Canton de Ribérac

Ribérac

4 300 hab. (Ribéracois) dont 210 à part, 2 279 ha, chef-lieu de canton du département de la Dordogne, dans l’arrondissement de Périgueux, 37 km ONO de la ville, dans un vallon affluent de rive gauche de la Dronne drainé par le Ribéraguet. C’est le centre du Périgord blanc, marché agricole et de services qui a toutefois perdu son ancien rôle de sous-préfecture et de nœud ferroviaire; coopérative agricole (140 sal.) et négoce agricole Cadroas (25 sal.), feutres de papeterie Albany International (États-Unis, 100 sal.), fabriques de remorques Besse Aupy (50 sal.), de matériel de soudage Protechno (30 sal.), de confections Manuribe (30 sal.) et Molinier (ECM, 30 sal.), installations thermiques Jamot (20 sal.), distribution d'eau Sogedo (20 sal.); centre commercial Leclerc (100 sal.) et Intermarché (50 sal.); transports Valade (30 sal.).

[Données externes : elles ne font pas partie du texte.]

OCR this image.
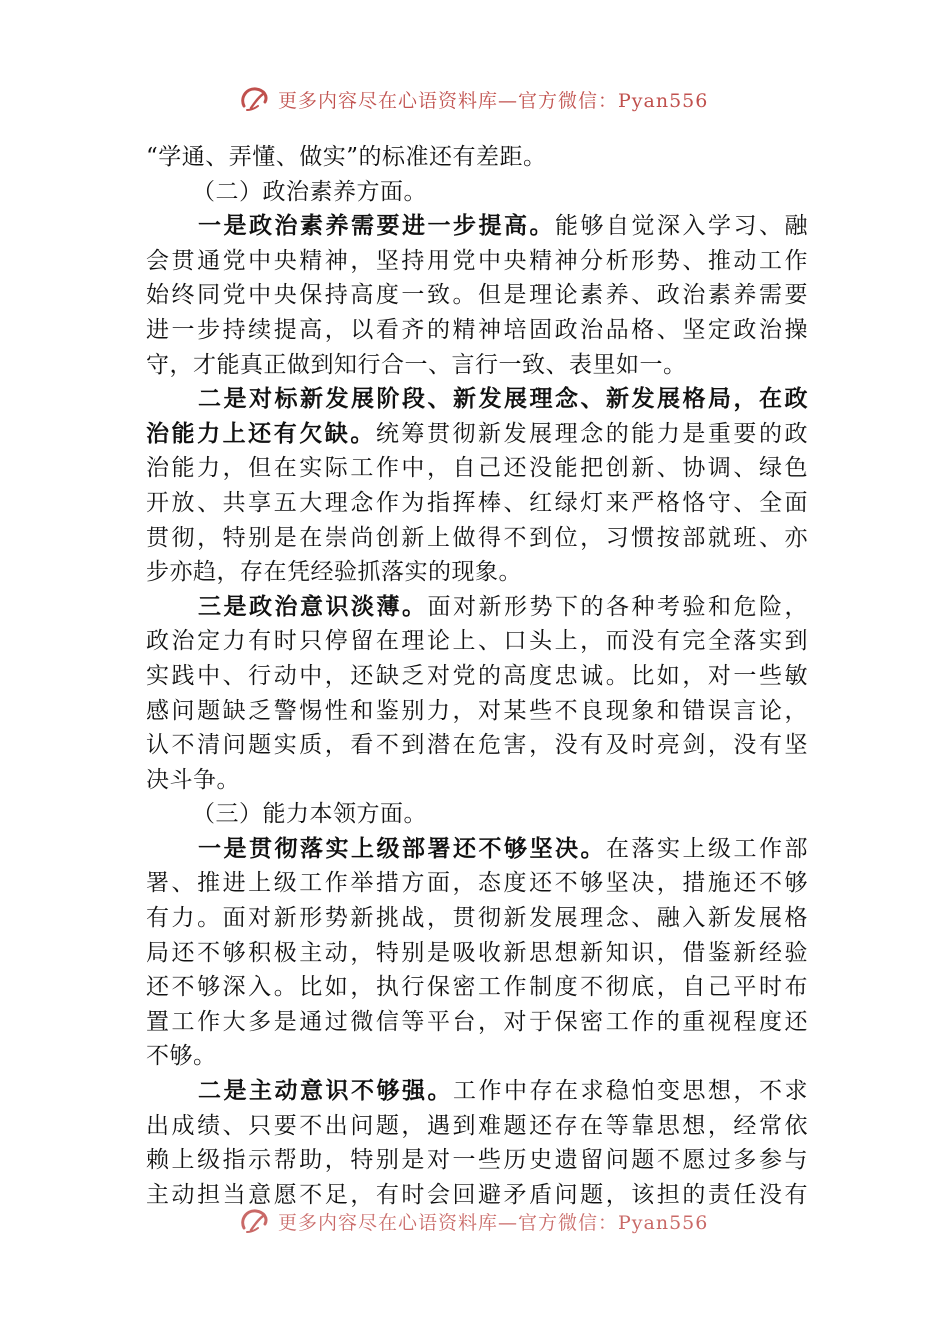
更多内容尽在心语资料库—官方微信：Pyan556
“学通、弄懂、做实”的标准还有差距。
（二）政治素养方面。
一是政治素养需要进一步提高。能够自觉深入学习、融
会贯通党中央精神，坚持用党中央精神分析形势、推动工作
始终同党中央保持高度一致。但是理论素养、政治素养需要
进一步持续提高，以看齐的精神培固政治品格、坚定政治操
守，才能真正做到知行合一、言行一致、表里如一。
二是对标新发展阶段、新发展理念、新发展格局，在政
治能力上还有欠缺。统筹贯彻新发展理念的能力是重要的政
治能力，但在实际工作中，自己还没能把创新、协调、绿色
开放、共享五大理念作为指挥棒、红绿灯来严格恪守、全面
贯彻，特别是在崇尚创新上做得不到位，习惯按部就班、亦
步亦趋，存在凭经验抓落实的现象。
三是政治意识淡薄。面对新形势下的各种考验和危险，
政治定力有时只停留在理论上、口头上，而没有完全落实到
实践中、行动中，还缺乏对党的高度忠诚。比如，对一些敏
感问题缺乏警惕性和鉴别力，对某些不良现象和错误言论，
认不清问题实质，看不到潜在危害，没有及时亮剑，没有坚
决斗争。
（三）能力本领方面。
一是贯彻落实上级部署还不够坚决。在落实上级工作部
署、推进上级工作举措方面，态度还不够坚决，措施还不够
有力。面对新形势新挑战，贯彻新发展理念、融入新发展格
局还不够积极主动，特别是吸收新思想新知识，借鉴新经验
还不够深入。比如，执行保密工作制度不彻底，自己平时布
置工作大多是通过微信等平台，对于保密工作的重视程度还
不够。
二是主动意识不够强。工作中存在求稳怕变思想，不求
出成绩、只要不出问题，遇到难题还存在等靠思想，经常依
赖上级指示帮助，特别是对一些历史遗留问题不愿过多参与
主动担当意愿不足，有时会回避矛盾问题，该担的责任没有
更多内容尽在心语资料库—官方微信：Pyan556
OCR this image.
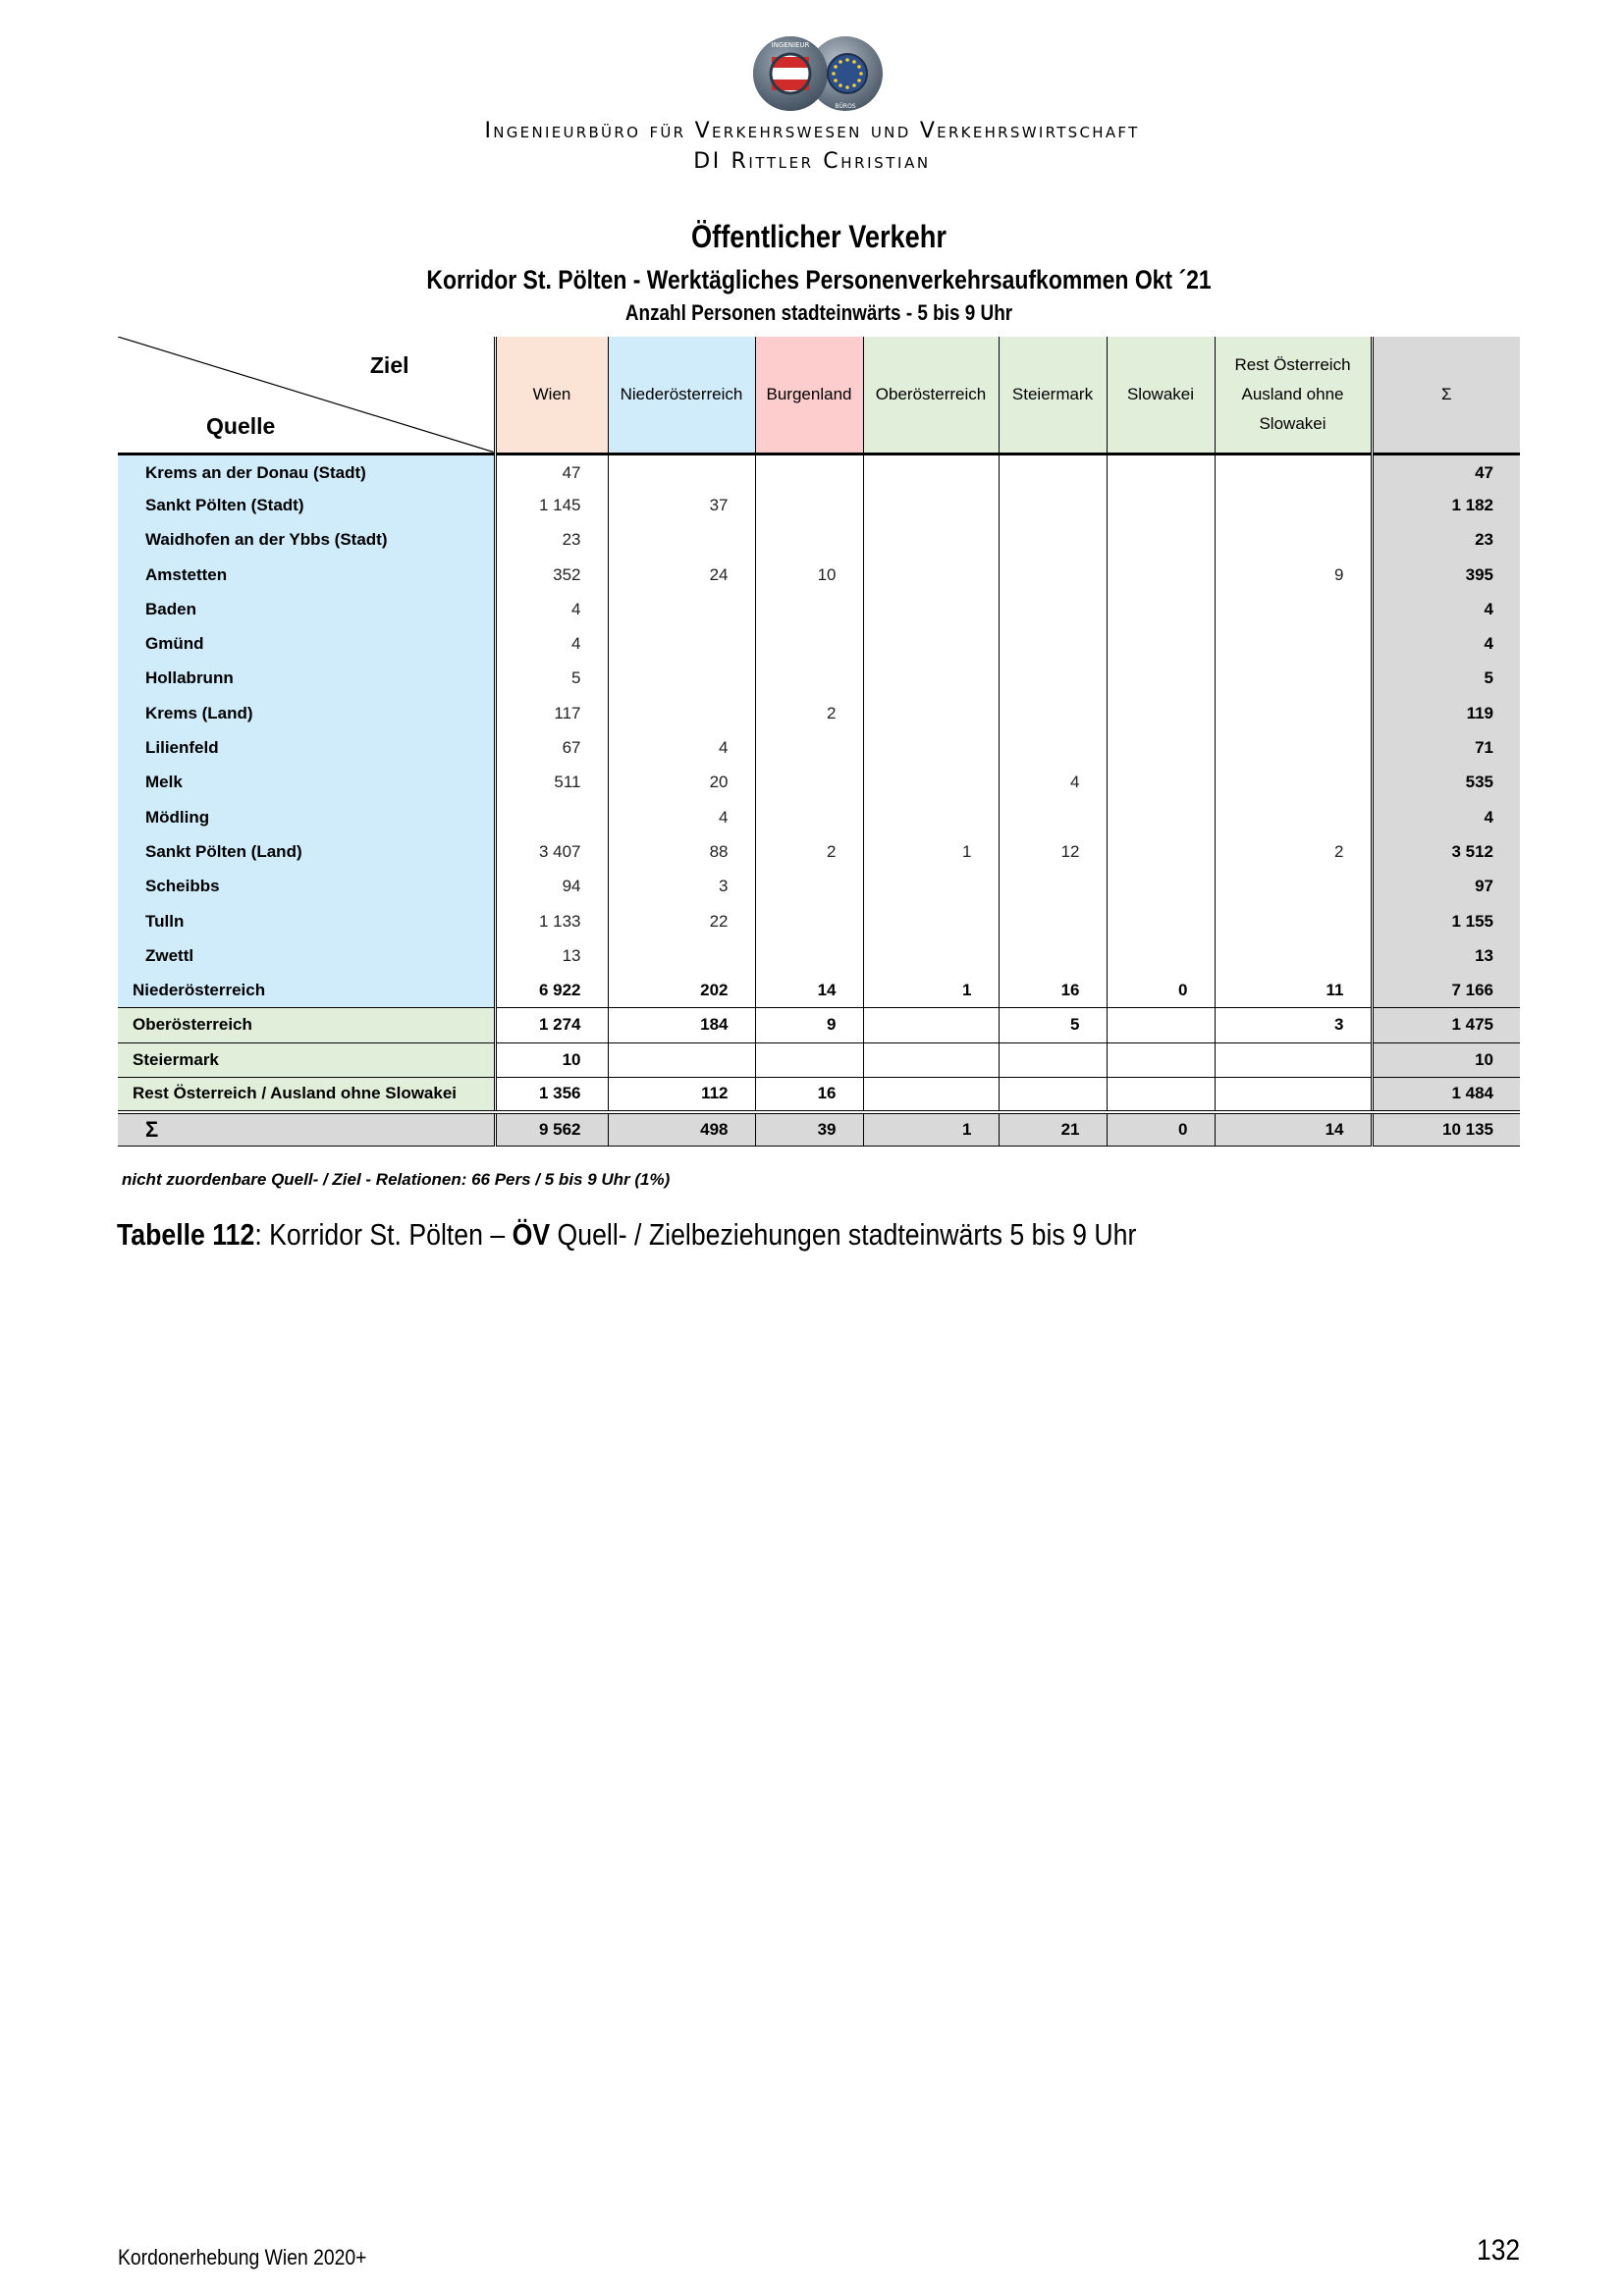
INGENIEUR
BÜROS
Ingenieurbüro für Verkehrswesen und Verkehrswirtschaft
DI Rittler Christian
Öffentlicher Verkehr
Korridor St. Pölten - Werktägliches Personenverkehrsaufkommen Okt ´21
Anzahl Personen stadteinwärts - 5 bis 9 Uhr
Ziel
Quelle	Wien	Niederösterreich	Burgenland	Oberösterreich	Steiermark	Slowakei	Rest Österreich Ausland ohne Slowakei	Σ
Krems an der Donau (Stadt)	47							47
Sankt Pölten (Stadt)	1 145	37						1 182
Waidhofen an der Ybbs (Stadt)	23							23
Amstetten	352	24	10				9	395
Baden	4							4
Gmünd	4							4
Hollabrunn	5							5
Krems (Land)	117		2					119
Lilienfeld	67	4						71
Melk	511	20			4			535
Mödling		4						4
Sankt Pölten (Land)	3 407	88	2	1	12		2	3 512
Scheibbs	94	3						97
Tulln	1 133	22						1 155
Zwettl	13							13
Niederösterreich	6 922	202	14	1	16	0	11	7 166
Oberösterreich	1 274	184	9		5		3	1 475
Steiermark	10							10
Rest Österreich / Ausland ohne Slowakei	1 356	112	16					1 484
Σ	9 562	498	39	1	21	0	14	10 135
nicht zuordenbare Quell- / Ziel - Relationen: 66 Pers / 5 bis 9 Uhr (1%)
Tabelle 112: Korridor St. Pölten – ÖV Quell- / Zielbeziehungen stadteinwärts 5 bis 9 Uhr
Kordonerhebung Wien 2020+	132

La ville a une belle collégiale du 11e s., trois lycées publics, un collège privé et un public, section d’enseignement adapté, hôpital local (16 lits); festival de musiques et paroles, maison des jeunes, plan d’eau de la Jamaye et label «station verte de vacances». Le finage s'étend très largement dans la plaine de rive gauche de la Dronne où sont, côté amont, le hameau de Saint-Martial et la zone d'activités des Chaumes et, tout en aval, des haras nationaux. Il s'étend au sud-ouest sur de basses collines où sont notamment les hameaux de Faye (petite église inscrite du 12e s.) et de la Côte, et sur des collines plus vigoureuses à l'est, jusqu'à la vallée de la Peychay. La population de la commune a assez peu changé depuis un siècle et demi; elle avait déjà dépassé 4 000 hab. (sdc) en 1886. La ville est le siège de la communauté de communes du Ribéracois, qui réunit 14 communes et 9 200 hab.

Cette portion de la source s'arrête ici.